Radnor is 18. She's grown up in the church. It's three years since she left Sunday School of course. But she's told us her plan is to become a Sunday School teacher rather than stay in the service on Sunday mornings. But - mark this - we have no vacancies. So she sits around offering to "help". She says she will cover for us if anyone is away or ill.
But I think she is deliberately poisoning me. Last month, I had terrible stomach and head aches on Sunday morning. Radnor "stepped in" and was of course told what a great job she'd done, how everybody appreciated her help at short notice. Everybody giving her the praise I don't get every week. But my suspicion is that she had followed me and my friends down to the curry house where we had a meal the day before, pouring extra chilli in my Lamb Naga and putting something in the shots we drank afterwards in the night club.

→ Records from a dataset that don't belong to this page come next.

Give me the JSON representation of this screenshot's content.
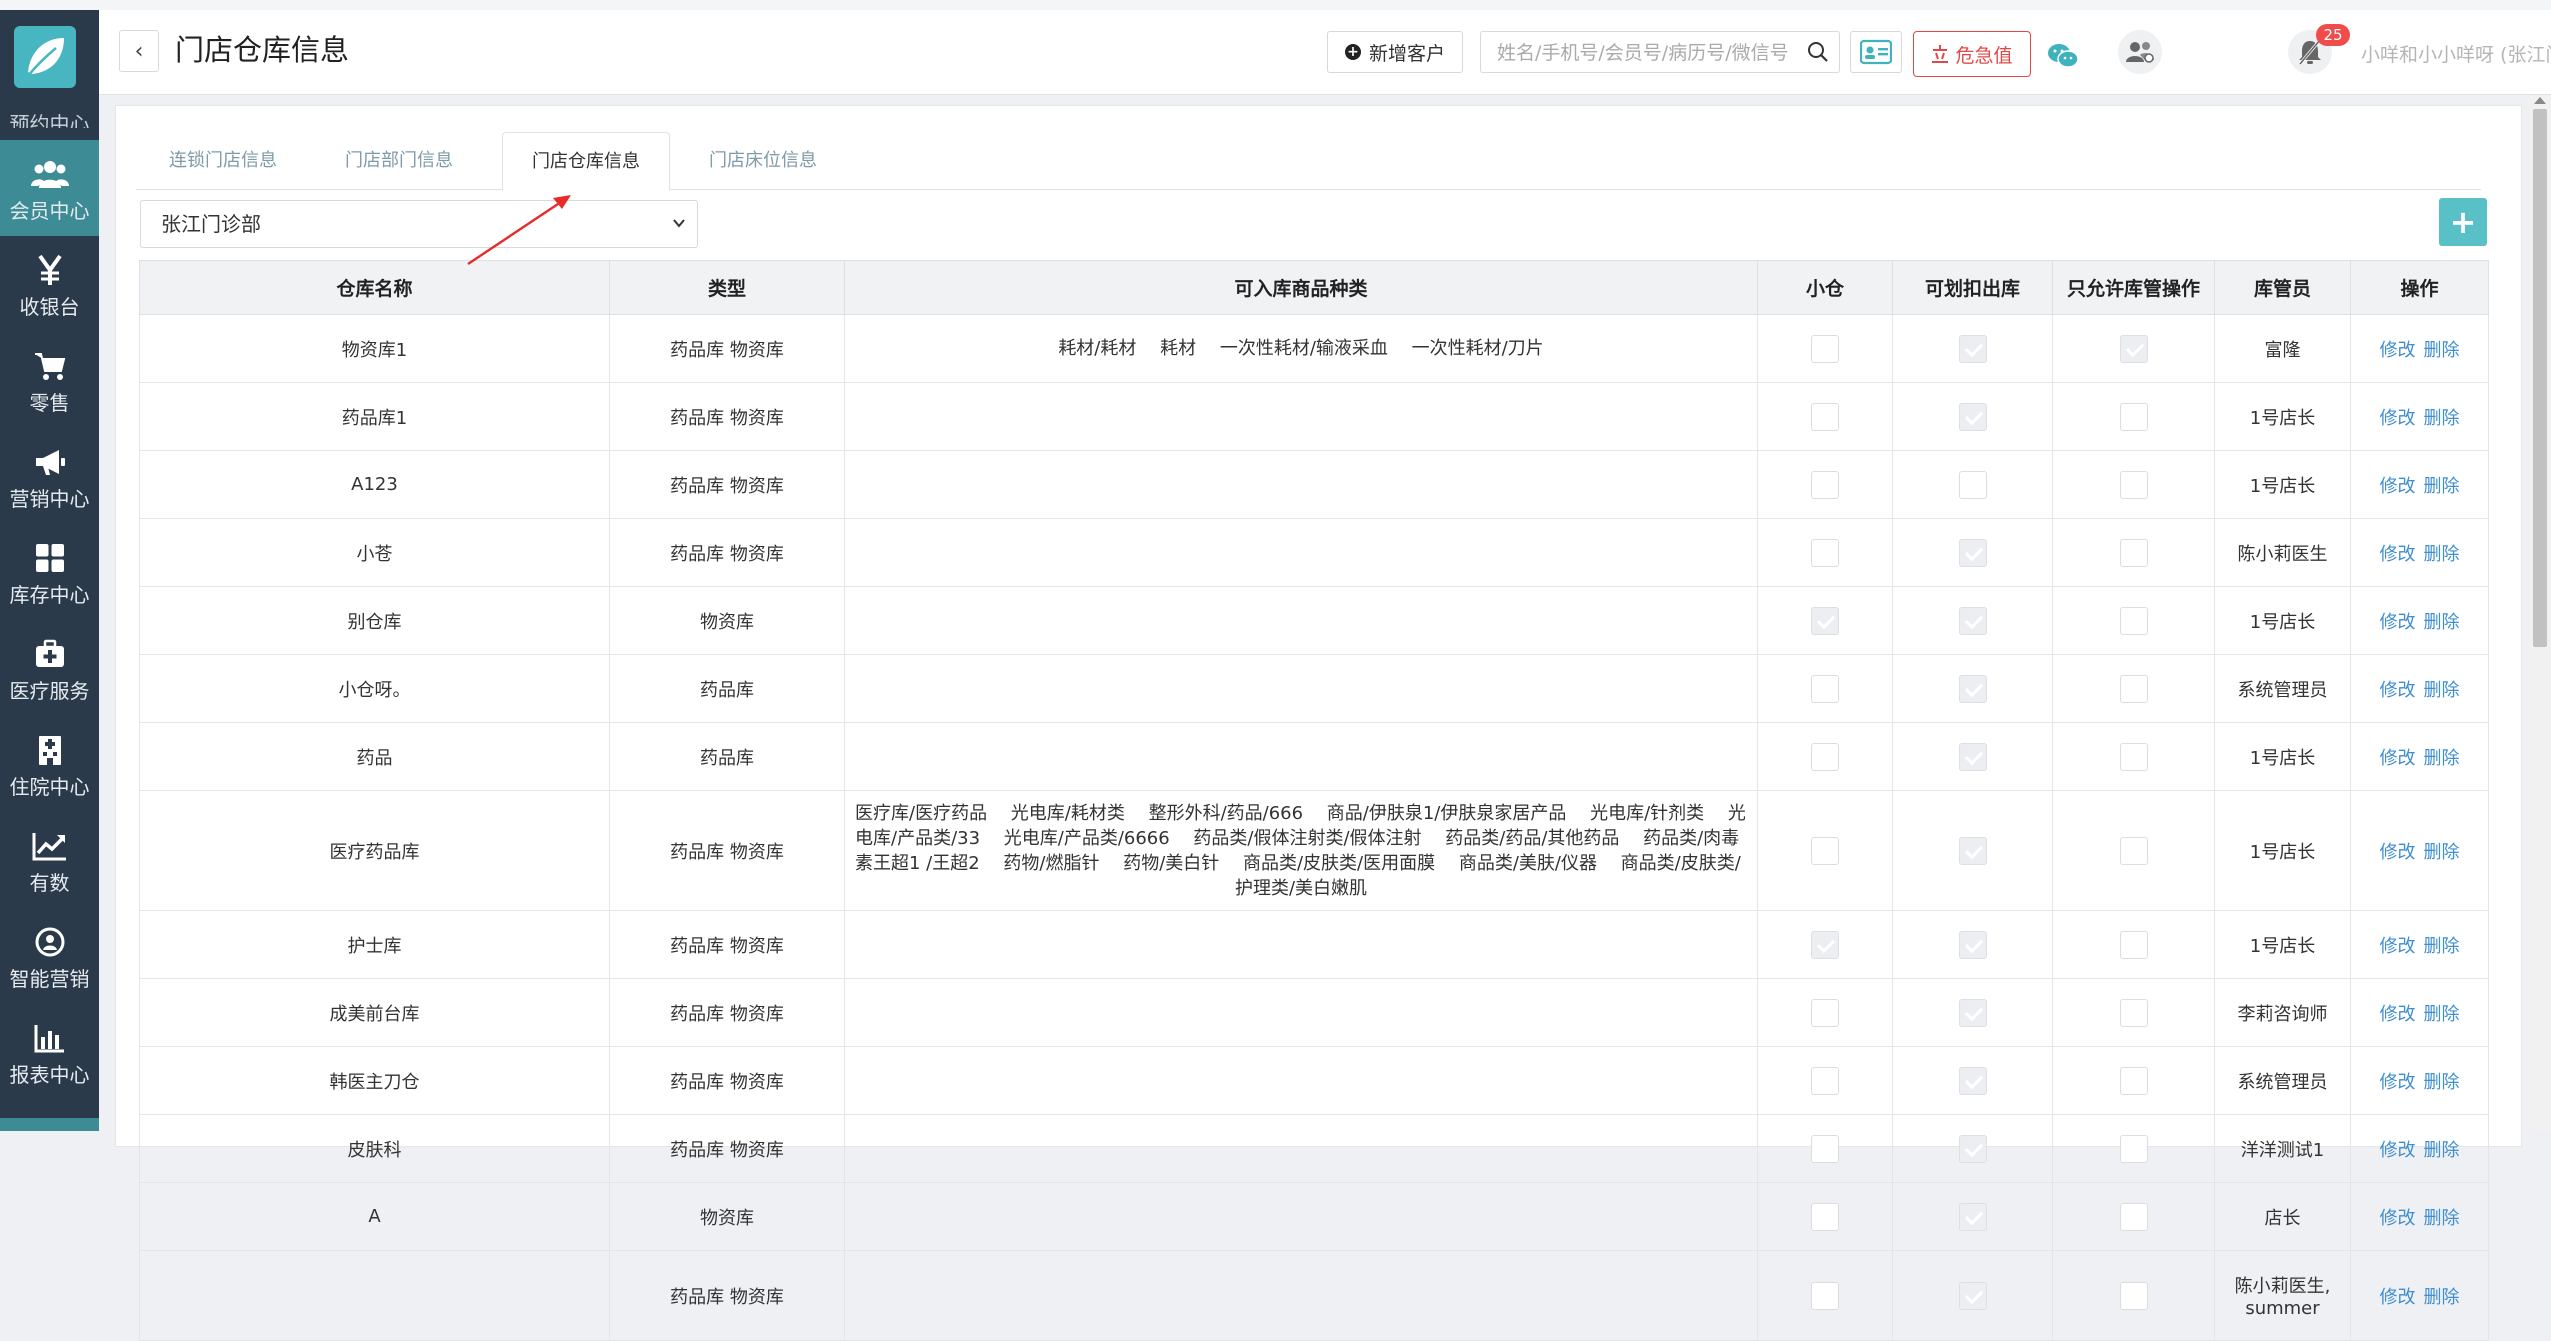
{
  "sidebar": {
    "cut_label": "预约中心",
    "items": [
      {
        "label": "会员中心",
        "icon": "members-icon",
        "active": true
      },
      {
        "label": "收银台",
        "icon": "yen-icon",
        "active": false
      },
      {
        "label": "零售",
        "icon": "cart-icon",
        "active": false
      },
      {
        "label": "营销中心",
        "icon": "megaphone-icon",
        "active": false
      },
      {
        "label": "库存中心",
        "icon": "grid-icon",
        "active": false
      },
      {
        "label": "医疗服务",
        "icon": "medkit-icon",
        "active": false
      },
      {
        "label": "住院中心",
        "icon": "hospital-icon",
        "active": false
      },
      {
        "label": "有数",
        "icon": "trend-icon",
        "active": false
      },
      {
        "label": "智能营销",
        "icon": "smart-icon",
        "active": false
      },
      {
        "label": "报表中心",
        "icon": "bar-chart-icon",
        "active": false
      }
    ]
  },
  "header": {
    "back_label": "‹",
    "title": "门店仓库信息",
    "add_customer": "新增客户",
    "search_placeholder": "姓名/手机号/会员号/病历号/微信号",
    "danger_label": "危急值",
    "notify_count": "25",
    "user": "小咩和小小咩呀 (张江门诊部)"
  },
  "tabs": [
    {
      "label": "连锁门店信息",
      "active": false
    },
    {
      "label": "门店部门信息",
      "active": false
    },
    {
      "label": "门店仓库信息",
      "active": true
    },
    {
      "label": "门店床位信息",
      "active": false
    }
  ],
  "store_select": {
    "value": "张江门诊部"
  },
  "add_button": "+",
  "table": {
    "columns": [
      "仓库名称",
      "类型",
      "可入库商品种类",
      "小仓",
      "可划扣出库",
      "只允许库管操作",
      "库管员",
      "操作"
    ],
    "actions": [
      "修改",
      "删除"
    ],
    "rows": [
      {
        "name": "物资库1",
        "type": "药品库 物资库",
        "goods": "耗材/耗材　 耗材　 一次性耗材/输液采血　 一次性耗材/刀片",
        "small": false,
        "deduct": true,
        "admin_only": true,
        "keeper": "富隆"
      },
      {
        "name": "药品库1",
        "type": "药品库 物资库",
        "goods": "",
        "small": false,
        "deduct": true,
        "admin_only": false,
        "keeper": "1号店长"
      },
      {
        "name": "A123",
        "type": "药品库 物资库",
        "goods": "",
        "small": false,
        "deduct": false,
        "admin_only": false,
        "keeper": "1号店长"
      },
      {
        "name": "小苍",
        "type": "药品库 物资库",
        "goods": "",
        "small": false,
        "deduct": true,
        "admin_only": false,
        "keeper": "陈小莉医生"
      },
      {
        "name": "别仓库",
        "type": "物资库",
        "goods": "",
        "small": true,
        "deduct": true,
        "admin_only": false,
        "keeper": "1号店长"
      },
      {
        "name": "小仓呀。",
        "type": "药品库",
        "goods": "",
        "small": false,
        "deduct": true,
        "admin_only": false,
        "keeper": "系统管理员"
      },
      {
        "name": "药品",
        "type": "药品库",
        "goods": "",
        "small": false,
        "deduct": true,
        "admin_only": false,
        "keeper": "1号店长"
      },
      {
        "name": "医疗药品库",
        "type": "药品库 物资库",
        "goods": "医疗库/医疗药品　 光电库/耗材类　 整形外科/药品/666　 商品/伊肤泉1/伊肤泉家居产品　 光电库/针剂类　 光电库/产品类/33　 光电库/产品类/6666　 药品类/假体注射类/假体注射　 药品类/药品/其他药品　 药品类/肉毒素王超1 /王超2　 药物/燃脂针　 药物/美白针　 商品类/皮肤类/医用面膜　 商品类/美肤/仪器　 商品类/皮肤类/护理类/美白嫩肌",
        "small": false,
        "deduct": true,
        "admin_only": false,
        "keeper": "1号店长"
      },
      {
        "name": "护士库",
        "type": "药品库 物资库",
        "goods": "",
        "small": true,
        "deduct": true,
        "admin_only": false,
        "keeper": "1号店长"
      },
      {
        "name": "成美前台库",
        "type": "药品库 物资库",
        "goods": "",
        "small": false,
        "deduct": true,
        "admin_only": false,
        "keeper": "李莉咨询师"
      },
      {
        "name": "韩医主刀仓",
        "type": "药品库 物资库",
        "goods": "",
        "small": false,
        "deduct": true,
        "admin_only": false,
        "keeper": "系统管理员"
      },
      {
        "name": "皮肤科",
        "type": "药品库 物资库",
        "goods": "",
        "small": false,
        "deduct": true,
        "admin_only": false,
        "keeper": "洋洋测试1"
      },
      {
        "name": "A",
        "type": "物资库",
        "goods": "",
        "small": false,
        "deduct": true,
        "admin_only": false,
        "keeper": "店长"
      },
      {
        "name": "",
        "type": "药品库 物资库",
        "goods": "",
        "small": false,
        "deduct": true,
        "admin_only": false,
        "keeper": "陈小莉医生, summer"
      }
    ]
  }
}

And Radnor is "ever so good" at tidying up when the work has finished and we've sung the "Arky Arky" song. Although she drops hints that maybe the "Arky Arky" song is a bit old-fashioned. So I think Radnor has been deliberately leaving the top slightly loose on the Play-Doh to ensure it goes rock hard over the week. And sticking glitter on the Pritt Sticks so the first glue of the week is always really shiny and hard to spread. And I know she looks like she is being kind when she sharpens all the colour pencils. But I know she is deliberately breaking the leads to disrupt my sessions.

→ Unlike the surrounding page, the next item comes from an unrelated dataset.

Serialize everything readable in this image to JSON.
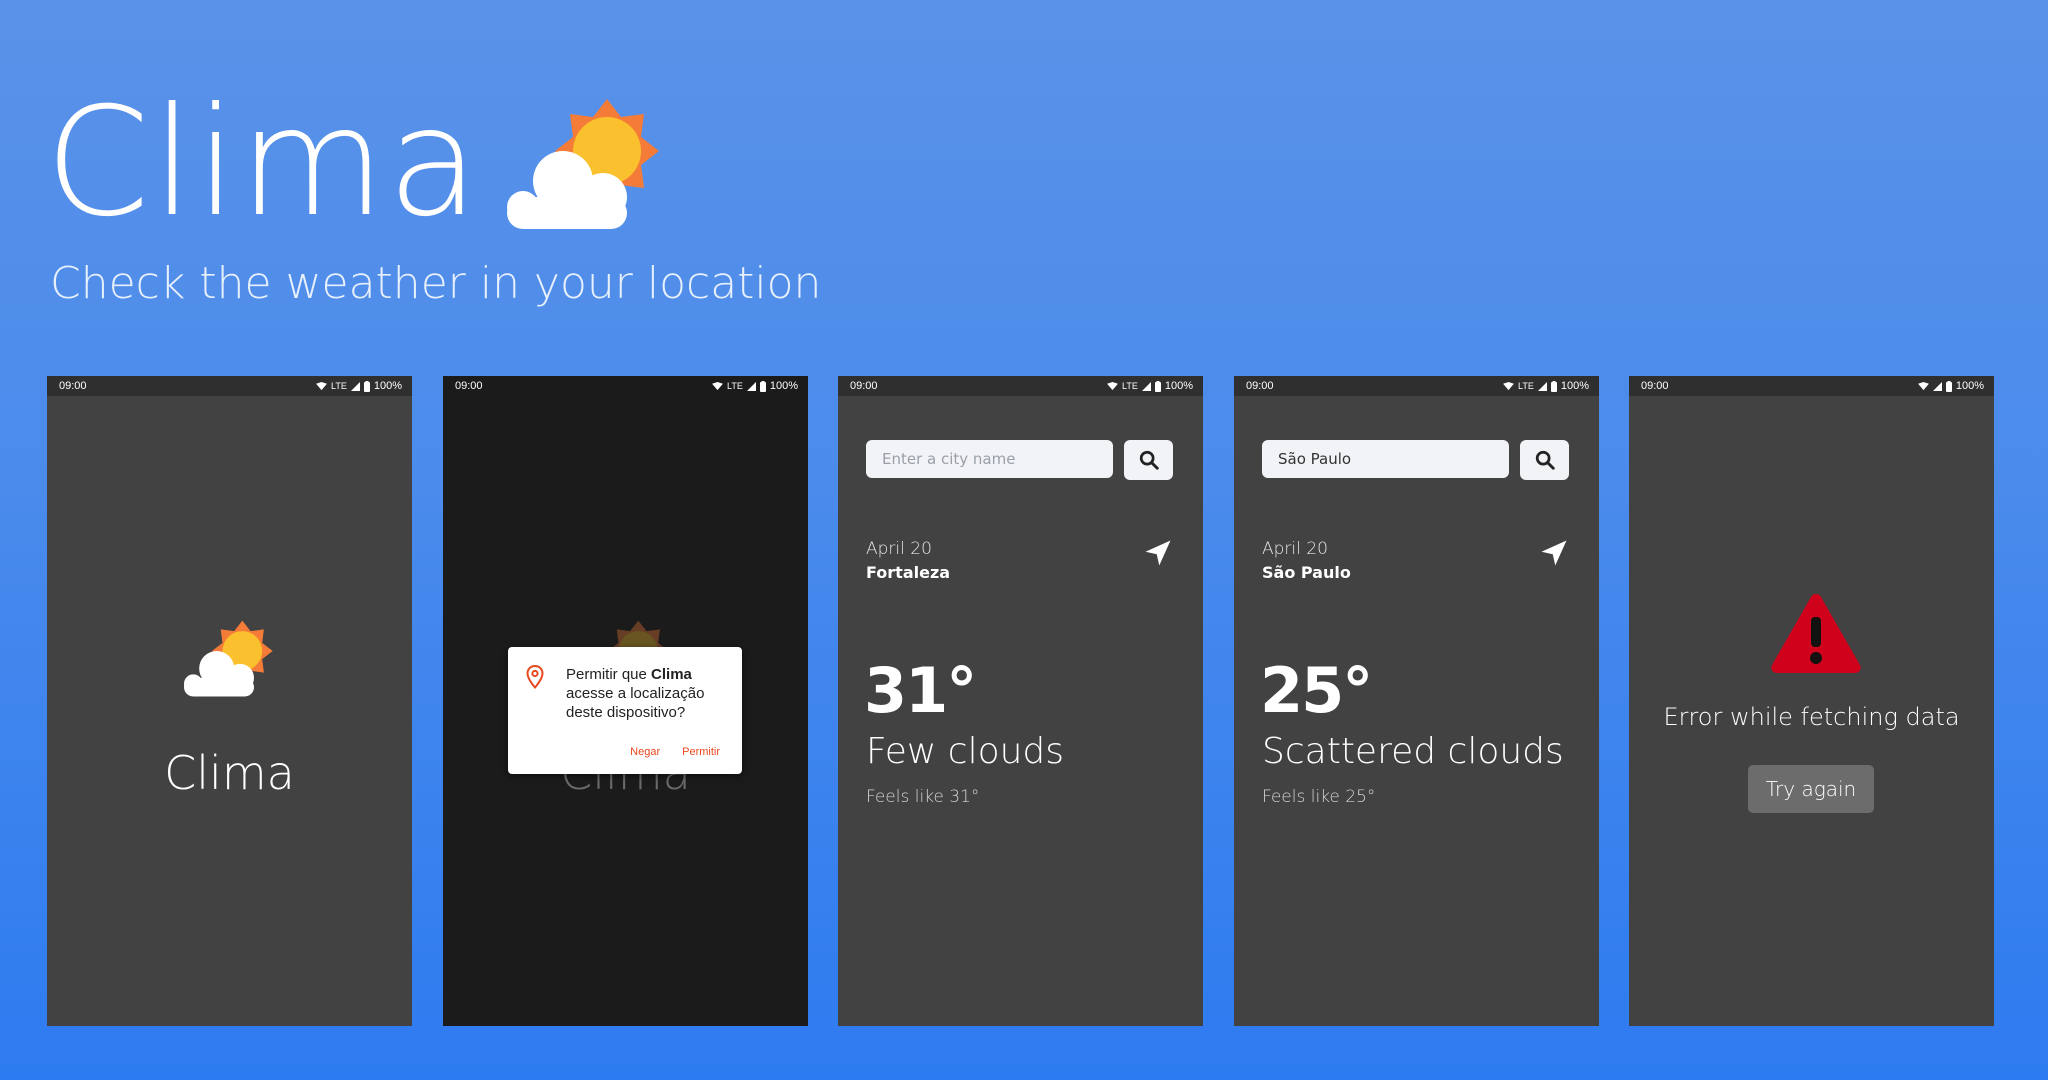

I have stressed to the vicar that she must never ever go to another church. She's been here 10 years now, but young Daniel and his dangerous views on dinosaurs will soon be too old for Sunday School. And once he's old enough for university maybe the vicar will decide it's time for a new calling. And if the next vicar is a man, and Radnor looks up with those sulky, soulful eyes and tells him she'd really like to be a proper Sunday School teacher and not an assistant - that's going to be it for me, isn't it?
I sometimes think that I'm reading things in that aren't there - letting my own paranoia and fears that I'm "not a very good teacher - always worrying about yourself and not helping us", as Daniel put it, get me down. I'd discuss it with the Sunday School leader. But I reckon she and the other teachers are breaking the biscuits while I get my cup of tea after Sunday School. I always get there last, as I've got to watch Radnor put everything away. Make sure she doesn't leave the lid off the Play-Doh. She does that, you know.